Google search results tend to lean towards a liberal mindset, a bias that could influence public opinion, finds a new study. After analysing nearly 2,000 pages, a panel rated 31% pages as liberal as opposed to only 22% that were conservative; the remaining 47% pages were neutral that included government or mainstream news websites.
The study conducted by online search marketer CanIRank.com found that 50 most recent searches for political terms on the search engine showed more liberal-leaning webpages rather than conservative ones.
The Alphabet-owned company has denied any bias and told the Wall Street Journal: "From the beginning, our approach to search has been to provide the most relevant answers and results to our users, and it would undermine people's trust in our results, and our company, if we were to change course."
The company maintains that its search results are based on algorithms using hundreds of factors which reflect the content and information available on the internet. Google has never made its algorithm for determining search results completely public even though over the years researchers have tried to put their reasoning to it.

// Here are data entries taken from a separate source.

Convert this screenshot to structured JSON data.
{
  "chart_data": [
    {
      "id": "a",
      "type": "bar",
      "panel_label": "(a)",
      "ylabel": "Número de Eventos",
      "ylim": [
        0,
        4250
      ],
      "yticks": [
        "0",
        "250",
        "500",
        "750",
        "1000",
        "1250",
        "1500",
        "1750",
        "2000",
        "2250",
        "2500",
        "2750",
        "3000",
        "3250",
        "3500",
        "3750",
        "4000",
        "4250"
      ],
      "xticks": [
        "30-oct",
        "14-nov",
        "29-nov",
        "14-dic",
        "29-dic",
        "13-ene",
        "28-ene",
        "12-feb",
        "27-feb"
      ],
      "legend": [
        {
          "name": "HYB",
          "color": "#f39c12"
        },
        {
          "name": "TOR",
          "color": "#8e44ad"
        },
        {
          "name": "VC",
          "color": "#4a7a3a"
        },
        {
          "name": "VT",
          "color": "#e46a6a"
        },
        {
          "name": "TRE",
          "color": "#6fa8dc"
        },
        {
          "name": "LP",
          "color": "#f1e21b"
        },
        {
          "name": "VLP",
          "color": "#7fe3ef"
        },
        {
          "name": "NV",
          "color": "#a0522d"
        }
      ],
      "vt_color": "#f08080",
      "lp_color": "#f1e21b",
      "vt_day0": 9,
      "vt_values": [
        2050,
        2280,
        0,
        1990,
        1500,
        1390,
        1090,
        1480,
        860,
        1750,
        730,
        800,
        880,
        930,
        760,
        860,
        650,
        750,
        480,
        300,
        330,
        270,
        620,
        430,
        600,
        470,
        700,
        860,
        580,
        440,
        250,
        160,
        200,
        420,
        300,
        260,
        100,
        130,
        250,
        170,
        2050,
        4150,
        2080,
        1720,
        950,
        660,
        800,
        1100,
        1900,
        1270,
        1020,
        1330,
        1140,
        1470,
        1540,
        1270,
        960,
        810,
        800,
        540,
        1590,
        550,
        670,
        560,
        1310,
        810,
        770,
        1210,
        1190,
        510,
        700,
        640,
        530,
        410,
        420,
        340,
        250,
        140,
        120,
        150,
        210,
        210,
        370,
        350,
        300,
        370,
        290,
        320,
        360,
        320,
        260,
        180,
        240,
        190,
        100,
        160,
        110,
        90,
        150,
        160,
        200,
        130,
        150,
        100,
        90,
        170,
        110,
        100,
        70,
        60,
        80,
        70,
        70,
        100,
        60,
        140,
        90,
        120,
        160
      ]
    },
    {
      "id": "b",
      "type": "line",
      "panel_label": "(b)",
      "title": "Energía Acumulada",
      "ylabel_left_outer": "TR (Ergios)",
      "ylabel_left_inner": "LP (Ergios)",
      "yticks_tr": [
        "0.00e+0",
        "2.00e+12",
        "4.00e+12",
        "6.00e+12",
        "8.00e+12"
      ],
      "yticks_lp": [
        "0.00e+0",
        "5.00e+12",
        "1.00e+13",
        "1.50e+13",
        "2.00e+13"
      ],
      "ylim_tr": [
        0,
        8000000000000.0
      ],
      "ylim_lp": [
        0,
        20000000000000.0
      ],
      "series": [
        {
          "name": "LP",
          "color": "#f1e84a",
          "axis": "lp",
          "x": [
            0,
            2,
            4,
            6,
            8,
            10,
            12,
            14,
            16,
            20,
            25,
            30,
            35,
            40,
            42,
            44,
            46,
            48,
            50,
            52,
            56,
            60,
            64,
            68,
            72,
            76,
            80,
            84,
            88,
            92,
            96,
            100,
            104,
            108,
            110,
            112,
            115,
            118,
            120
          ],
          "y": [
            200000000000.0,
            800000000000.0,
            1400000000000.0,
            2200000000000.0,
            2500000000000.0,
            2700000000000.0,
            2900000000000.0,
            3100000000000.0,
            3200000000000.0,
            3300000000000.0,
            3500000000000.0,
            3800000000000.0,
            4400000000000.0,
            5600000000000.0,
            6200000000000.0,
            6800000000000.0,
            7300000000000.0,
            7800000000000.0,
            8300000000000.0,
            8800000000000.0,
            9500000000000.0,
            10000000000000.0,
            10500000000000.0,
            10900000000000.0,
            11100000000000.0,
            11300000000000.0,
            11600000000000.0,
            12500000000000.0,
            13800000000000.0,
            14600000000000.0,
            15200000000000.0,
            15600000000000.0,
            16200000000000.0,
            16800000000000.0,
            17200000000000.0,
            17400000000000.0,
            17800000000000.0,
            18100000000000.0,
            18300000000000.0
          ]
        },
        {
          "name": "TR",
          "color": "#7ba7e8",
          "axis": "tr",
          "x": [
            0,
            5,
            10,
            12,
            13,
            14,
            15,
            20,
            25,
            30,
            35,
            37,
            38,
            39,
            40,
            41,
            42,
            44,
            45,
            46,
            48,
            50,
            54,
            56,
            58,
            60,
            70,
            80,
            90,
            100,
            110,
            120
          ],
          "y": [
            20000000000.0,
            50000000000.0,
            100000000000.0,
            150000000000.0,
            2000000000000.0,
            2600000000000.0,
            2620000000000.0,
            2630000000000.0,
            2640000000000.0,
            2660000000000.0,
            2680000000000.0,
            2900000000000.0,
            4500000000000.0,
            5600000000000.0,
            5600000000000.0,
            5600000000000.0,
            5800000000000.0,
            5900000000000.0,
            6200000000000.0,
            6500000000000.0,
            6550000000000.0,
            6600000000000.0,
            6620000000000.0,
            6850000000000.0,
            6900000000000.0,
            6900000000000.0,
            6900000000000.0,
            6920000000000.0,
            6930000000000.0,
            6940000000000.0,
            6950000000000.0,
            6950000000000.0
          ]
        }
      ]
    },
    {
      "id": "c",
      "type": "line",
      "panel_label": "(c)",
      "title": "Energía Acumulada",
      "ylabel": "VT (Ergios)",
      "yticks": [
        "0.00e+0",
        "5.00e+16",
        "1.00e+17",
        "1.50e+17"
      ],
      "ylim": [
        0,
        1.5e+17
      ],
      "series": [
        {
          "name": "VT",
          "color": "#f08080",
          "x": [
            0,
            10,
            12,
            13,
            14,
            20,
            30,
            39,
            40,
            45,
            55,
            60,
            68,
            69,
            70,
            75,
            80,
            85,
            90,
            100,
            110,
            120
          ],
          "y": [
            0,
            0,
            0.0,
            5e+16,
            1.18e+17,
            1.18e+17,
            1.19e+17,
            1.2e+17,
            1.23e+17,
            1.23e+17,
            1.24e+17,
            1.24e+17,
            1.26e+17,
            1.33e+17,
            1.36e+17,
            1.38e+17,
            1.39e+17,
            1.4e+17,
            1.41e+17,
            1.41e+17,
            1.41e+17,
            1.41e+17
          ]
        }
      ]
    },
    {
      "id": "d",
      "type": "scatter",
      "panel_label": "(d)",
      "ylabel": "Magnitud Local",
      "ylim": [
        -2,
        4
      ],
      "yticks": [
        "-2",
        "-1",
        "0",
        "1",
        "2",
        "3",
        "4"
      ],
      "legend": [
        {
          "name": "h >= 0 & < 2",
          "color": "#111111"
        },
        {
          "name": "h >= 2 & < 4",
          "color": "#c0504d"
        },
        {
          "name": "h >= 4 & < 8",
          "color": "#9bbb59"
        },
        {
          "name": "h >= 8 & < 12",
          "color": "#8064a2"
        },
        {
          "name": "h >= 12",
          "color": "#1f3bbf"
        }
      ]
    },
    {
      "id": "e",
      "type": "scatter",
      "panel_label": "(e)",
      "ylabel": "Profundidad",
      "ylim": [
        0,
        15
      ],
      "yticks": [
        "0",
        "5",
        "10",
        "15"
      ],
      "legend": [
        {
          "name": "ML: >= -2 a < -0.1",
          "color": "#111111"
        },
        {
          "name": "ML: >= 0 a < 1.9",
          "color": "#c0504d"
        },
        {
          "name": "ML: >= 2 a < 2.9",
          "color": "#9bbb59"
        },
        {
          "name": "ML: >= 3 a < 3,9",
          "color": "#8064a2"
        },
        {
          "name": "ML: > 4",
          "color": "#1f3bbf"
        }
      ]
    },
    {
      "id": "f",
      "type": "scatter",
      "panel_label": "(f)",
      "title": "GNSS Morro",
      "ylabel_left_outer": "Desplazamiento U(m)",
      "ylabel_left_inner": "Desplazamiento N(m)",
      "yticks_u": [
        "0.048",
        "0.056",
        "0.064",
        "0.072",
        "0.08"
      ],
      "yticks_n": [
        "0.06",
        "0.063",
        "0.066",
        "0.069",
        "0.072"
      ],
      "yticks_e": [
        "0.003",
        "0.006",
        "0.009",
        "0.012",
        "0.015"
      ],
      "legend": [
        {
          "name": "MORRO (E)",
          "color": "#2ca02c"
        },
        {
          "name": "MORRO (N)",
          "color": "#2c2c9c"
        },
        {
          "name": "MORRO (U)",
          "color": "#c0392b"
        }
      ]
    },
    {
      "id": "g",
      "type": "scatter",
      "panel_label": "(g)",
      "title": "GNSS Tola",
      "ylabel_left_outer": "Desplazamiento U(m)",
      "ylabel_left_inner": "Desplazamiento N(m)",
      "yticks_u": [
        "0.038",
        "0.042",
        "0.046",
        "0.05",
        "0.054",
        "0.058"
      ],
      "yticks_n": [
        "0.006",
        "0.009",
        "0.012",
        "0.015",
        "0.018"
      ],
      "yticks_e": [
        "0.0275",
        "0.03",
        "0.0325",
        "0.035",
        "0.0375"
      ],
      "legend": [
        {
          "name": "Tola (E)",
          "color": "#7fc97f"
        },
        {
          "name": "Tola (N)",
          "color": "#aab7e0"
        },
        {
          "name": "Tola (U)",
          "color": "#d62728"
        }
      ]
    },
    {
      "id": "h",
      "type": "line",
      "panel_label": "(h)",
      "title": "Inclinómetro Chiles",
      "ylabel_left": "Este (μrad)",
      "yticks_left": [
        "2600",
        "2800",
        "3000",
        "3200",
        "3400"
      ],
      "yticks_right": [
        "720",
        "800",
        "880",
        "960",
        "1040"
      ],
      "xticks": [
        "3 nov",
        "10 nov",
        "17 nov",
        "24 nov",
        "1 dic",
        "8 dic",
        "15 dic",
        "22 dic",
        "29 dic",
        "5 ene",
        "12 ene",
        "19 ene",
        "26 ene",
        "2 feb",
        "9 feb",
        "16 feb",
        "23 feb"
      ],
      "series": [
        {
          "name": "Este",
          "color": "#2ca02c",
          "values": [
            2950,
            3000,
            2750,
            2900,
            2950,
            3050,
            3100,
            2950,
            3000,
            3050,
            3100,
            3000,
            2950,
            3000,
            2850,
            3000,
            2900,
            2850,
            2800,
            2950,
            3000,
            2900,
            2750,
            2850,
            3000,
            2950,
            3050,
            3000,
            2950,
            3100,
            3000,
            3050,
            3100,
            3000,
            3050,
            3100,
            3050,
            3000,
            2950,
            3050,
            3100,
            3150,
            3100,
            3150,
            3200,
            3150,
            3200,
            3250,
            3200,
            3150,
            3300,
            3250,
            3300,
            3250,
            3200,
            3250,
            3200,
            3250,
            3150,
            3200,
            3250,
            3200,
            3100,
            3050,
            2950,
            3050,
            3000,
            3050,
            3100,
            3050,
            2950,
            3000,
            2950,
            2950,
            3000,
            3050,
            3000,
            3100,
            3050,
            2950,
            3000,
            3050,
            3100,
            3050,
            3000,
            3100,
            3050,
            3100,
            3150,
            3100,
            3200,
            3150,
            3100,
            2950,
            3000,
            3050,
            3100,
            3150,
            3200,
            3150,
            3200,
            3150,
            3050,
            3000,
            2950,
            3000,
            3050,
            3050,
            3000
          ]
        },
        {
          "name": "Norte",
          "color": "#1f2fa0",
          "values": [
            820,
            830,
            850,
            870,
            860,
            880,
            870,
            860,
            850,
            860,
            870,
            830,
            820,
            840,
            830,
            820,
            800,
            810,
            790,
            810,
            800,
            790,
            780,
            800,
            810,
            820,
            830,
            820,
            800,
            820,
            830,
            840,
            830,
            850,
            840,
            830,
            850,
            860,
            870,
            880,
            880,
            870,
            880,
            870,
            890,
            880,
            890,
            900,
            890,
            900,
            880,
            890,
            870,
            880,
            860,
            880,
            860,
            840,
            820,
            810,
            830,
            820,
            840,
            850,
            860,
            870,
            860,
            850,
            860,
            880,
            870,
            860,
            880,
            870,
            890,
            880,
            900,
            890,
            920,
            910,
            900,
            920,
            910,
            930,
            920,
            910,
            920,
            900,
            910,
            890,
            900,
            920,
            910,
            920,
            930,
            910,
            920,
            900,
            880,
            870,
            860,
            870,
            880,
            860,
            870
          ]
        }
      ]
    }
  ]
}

"No one really knows what Google's search engine is doing," said Christo Wilson, a Northeastern University computer science professor. "This is a big, complex system that's been evolving for 15 years."
In the past as well Google has been accused of having a liberal slant. A study from the University of Maryland last December found searches for the names of Democratic presidential candidates to be more prominent with supportive websites than searches for Republican candidates. Some news sites had even claimed that Google's autocomplete feature hid negative suggested searches for Hillary Clinton, which Google categorically denied.
Experts who have studied Google's search algorithm say these perceived biases are likely unintentional and may just be a mere reflection of what's out there on the internet.
"Google is basically a popularity engine in the sense that the more links you have, the higher you're ranked," said Nick Diakopoulos, a journalism professor at the University of Maryland. "If you have a larger cluster on the left and more linking between those pages, it's a self-reinforcing thing."